Similar sentiments were expressed by Colonel Goring, commandant of Portsmouth, who this time did not flinch. He was summoned by Parliament to Westminster to give advice about arming the country: he delayed to appear for some time, and when no other pretext was available, declared plainly that he saw that Parliament was entering on an illegal course, and refused his obedience. He made his garrison take an oath of this tenour, and admitted within the walls of his sea-fortress none but undoubted adherents of the King.

A direct and typical conflict between the views of Parliament and of the King in relation to military authority took place at Hull.

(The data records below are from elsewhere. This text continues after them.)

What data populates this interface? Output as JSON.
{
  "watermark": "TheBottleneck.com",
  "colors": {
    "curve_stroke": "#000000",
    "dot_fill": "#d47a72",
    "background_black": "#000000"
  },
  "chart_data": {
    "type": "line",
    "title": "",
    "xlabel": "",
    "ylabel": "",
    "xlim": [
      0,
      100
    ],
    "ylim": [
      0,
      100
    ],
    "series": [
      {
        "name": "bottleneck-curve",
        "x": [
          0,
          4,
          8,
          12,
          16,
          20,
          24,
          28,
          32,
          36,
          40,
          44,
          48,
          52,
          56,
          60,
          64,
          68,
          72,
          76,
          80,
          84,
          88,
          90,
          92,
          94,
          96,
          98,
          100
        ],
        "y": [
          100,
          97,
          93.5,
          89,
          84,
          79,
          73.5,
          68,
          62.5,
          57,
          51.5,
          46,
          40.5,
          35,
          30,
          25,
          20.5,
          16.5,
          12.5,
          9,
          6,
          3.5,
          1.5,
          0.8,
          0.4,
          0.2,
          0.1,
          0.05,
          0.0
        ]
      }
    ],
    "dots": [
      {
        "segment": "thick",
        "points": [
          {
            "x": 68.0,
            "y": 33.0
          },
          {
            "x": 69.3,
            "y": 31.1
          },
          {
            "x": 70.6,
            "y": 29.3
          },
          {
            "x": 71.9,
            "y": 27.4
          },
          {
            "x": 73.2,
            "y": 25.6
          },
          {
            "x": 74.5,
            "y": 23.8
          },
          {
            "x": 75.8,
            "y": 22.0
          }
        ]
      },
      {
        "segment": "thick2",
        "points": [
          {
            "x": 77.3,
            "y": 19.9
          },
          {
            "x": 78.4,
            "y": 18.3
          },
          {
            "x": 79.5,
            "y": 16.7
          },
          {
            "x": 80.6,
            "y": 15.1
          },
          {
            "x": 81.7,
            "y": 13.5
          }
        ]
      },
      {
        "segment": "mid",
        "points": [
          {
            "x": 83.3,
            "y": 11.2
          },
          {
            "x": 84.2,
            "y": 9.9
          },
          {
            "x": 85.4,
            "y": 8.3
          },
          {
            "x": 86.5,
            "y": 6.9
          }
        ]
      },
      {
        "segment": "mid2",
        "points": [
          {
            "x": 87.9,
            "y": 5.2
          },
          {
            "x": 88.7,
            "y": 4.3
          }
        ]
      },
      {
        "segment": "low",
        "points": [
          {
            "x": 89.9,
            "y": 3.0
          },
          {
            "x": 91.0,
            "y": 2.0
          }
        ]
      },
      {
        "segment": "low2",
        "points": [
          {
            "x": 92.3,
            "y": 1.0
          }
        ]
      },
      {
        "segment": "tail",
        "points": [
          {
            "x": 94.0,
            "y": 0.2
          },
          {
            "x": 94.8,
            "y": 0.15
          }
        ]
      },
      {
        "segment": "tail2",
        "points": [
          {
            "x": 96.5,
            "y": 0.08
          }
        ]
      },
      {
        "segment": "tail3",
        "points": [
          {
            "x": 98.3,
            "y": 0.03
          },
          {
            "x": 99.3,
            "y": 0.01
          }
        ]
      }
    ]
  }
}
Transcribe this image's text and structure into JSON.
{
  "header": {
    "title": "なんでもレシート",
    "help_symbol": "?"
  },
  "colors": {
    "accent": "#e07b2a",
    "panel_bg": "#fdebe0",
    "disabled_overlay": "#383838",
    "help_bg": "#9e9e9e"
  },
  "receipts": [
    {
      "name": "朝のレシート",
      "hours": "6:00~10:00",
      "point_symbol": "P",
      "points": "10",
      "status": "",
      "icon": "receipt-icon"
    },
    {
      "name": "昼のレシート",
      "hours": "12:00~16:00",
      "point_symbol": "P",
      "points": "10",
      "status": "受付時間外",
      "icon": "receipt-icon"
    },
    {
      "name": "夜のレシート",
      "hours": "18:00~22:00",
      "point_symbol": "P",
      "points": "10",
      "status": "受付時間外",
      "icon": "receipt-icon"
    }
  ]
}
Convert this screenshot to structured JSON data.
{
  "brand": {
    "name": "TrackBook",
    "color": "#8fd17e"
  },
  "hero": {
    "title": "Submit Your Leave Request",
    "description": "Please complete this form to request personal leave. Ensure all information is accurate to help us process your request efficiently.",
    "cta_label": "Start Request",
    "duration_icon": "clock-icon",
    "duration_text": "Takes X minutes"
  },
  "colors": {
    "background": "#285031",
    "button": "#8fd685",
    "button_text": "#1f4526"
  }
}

Kingston-upon-Hull, which had grown from a fishing village to a considerable town, through its favourable situation for the northern trade, had been carefully fortified by Henry VIII, who devoted to this purpose some of the spoils of the monasteries. Strafford had placed a military magazine there to serve for the war against Scotland: since the disbanding of his army, the block-houses, castle, and magazine had remained under the charge of the magistrates and inhabitants of Hull. The attention of Parliament had long ago been directed to this place: the mayor had been requested to disarm all recusants in the city and its neighbourhood, as danger was apprehended from them. Now however that an open breach had taken place, the danger was grown most serious, particularly as the court at once turned its eyes on Hull. Parliament resolved to secure the place by a governor who could be fully trusted, Sir John Hotham. Hotham had taken part in the German war in the service of the Elector Palatine, and had been promised by the King the reversion A.D. 1642. of Hull, but afterwards had attached himself decidedly to the dominant party in Parliament, of which he was a member. He was a rude soldier, violent and ambitious, and had a very good idea of how to combine his opinions with his interests: he immediately sent his son to take possession of the post to which Parliament had appointed him. Meanwhile Lord Newcastle had also entered the town, though under another name, in order to win it for the King, and introduce a Royalist garrison. The mayor and aldermen of Hull were in the utmost perplexity; for the moment they admitted neither force, and prayed Parliament, through the representatives of the city, to come to an understanding with the King about the introduction of a garrison: but under the influence of the elder Hotham, Parliament spurned any such evasion of the difficulty[325]. In the city itself the magistrates were mostly for the King, but the greater part of the citizens inclined to the Parliament. Under these circumstances Hotham gained his point, and entered Hull with orders to admit none but Parliamentary troops.